Regarding my notebook image, I used the following commands to integrate and build kale and kale jupyterlab extension (based on jupyterlab 1.1.1) in my Dockerfile:

RUN pip install git+https://github.com/kubeflow-kale/kale.git@kubecon-workshop    

RUN git clone https://github.com/kubeflow-kale/jupyterlab-kubeflow-kale.git \
    && cd jupyterlab-kubeflow-kale \
    && jlpm install \
    && jlpm run build \
    && jupyter labextension install .     

It works but obviously doesn't lead me to the latest version. Did I miss some points here? And would that be possible to share me some details (Dockerfile etc.) about image gcr.io/arrikto-public/tensorflow-1.14.0-notebook-cpu:kubecon-workshop?

Thanks!

elikatsis commented 4 years ago

JupyterLab Extension development also lives in a kubecon-workshop branch. Using those commands you have installed the master version.

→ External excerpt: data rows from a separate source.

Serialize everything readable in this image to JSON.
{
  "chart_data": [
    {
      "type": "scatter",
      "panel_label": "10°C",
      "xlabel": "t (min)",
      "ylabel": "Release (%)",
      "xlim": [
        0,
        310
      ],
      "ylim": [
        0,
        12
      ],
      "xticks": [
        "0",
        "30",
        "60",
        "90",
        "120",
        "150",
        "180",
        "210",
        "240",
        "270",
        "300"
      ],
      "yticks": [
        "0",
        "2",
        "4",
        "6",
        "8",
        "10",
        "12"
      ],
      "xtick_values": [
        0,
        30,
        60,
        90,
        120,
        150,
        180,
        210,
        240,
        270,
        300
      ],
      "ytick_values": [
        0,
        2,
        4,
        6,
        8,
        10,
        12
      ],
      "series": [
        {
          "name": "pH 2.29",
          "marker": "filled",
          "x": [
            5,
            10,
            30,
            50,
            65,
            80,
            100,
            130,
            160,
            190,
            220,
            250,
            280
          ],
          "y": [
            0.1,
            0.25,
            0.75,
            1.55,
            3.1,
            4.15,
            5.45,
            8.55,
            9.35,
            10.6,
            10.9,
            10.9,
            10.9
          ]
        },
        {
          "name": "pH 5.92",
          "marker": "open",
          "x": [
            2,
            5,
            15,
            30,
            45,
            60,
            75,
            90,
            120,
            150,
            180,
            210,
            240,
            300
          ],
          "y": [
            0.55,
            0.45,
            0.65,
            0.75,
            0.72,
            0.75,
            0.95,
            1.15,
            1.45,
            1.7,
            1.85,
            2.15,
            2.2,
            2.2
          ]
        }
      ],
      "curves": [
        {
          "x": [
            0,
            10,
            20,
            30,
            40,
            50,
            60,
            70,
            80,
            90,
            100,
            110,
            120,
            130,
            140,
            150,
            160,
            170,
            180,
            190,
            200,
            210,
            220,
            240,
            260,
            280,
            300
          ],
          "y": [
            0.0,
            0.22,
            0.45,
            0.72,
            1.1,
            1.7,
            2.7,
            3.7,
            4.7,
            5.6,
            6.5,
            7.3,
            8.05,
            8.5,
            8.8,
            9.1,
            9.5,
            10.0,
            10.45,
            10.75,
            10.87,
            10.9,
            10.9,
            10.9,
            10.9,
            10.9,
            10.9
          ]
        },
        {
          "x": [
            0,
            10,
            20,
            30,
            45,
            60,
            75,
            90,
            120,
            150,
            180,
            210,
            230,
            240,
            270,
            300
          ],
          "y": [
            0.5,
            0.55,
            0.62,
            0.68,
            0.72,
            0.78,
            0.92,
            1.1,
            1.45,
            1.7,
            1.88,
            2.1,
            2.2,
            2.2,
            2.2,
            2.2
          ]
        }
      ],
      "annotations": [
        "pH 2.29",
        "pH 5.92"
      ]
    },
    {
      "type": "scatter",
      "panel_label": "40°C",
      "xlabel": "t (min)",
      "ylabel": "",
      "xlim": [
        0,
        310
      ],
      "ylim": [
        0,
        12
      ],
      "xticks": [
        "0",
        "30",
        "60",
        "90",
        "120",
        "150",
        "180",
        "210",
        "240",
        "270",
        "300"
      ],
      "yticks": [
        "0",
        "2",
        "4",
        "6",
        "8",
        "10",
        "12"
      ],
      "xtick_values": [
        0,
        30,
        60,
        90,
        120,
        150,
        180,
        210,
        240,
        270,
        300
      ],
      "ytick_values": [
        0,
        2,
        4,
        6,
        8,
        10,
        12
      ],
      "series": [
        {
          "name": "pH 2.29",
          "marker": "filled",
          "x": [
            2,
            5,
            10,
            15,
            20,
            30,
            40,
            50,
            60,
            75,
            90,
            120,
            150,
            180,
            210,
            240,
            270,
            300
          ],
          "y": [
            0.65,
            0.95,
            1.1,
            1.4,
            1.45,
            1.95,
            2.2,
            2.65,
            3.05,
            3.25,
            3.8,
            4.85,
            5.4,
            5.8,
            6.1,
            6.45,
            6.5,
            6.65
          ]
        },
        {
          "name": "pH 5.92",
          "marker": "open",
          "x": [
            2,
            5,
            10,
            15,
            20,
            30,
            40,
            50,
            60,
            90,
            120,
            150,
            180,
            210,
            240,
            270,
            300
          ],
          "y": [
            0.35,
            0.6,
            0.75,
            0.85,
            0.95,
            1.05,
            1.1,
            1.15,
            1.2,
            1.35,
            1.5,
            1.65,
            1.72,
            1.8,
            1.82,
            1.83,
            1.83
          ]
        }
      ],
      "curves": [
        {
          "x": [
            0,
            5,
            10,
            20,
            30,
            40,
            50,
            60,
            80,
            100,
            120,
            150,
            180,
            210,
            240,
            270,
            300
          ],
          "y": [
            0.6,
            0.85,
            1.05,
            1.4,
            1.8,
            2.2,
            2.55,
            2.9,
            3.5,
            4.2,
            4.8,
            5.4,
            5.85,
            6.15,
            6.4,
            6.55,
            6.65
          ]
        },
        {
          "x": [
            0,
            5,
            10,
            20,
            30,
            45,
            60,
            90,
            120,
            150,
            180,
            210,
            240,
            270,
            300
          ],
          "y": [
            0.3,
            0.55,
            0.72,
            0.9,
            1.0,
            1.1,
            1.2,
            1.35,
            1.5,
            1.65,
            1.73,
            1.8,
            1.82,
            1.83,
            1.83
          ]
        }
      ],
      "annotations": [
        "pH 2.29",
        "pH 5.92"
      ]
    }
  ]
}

gcr.io/arrikto-public/tensorflow-1.14.0-notebook-cpu:kubecon-workshop image has this as base image: gcr.io/kubeflow-images-public/tensorflow-1.14.0-notebook-cpu:v-base-ef41372-1177829795472347138. Then we install Rok, latest KFP and Kale, Kale JupyterLab extension from kubecon-workshop branch.

Finally, we run jupyter lab instead of jupyter notebook.

felihong commented 4 years ago

Hi @elikatsis , you are right about the branch, I mis-pulled master branch. Now I'm using the kubecon-workshop branch and everything works just fine! Thank you!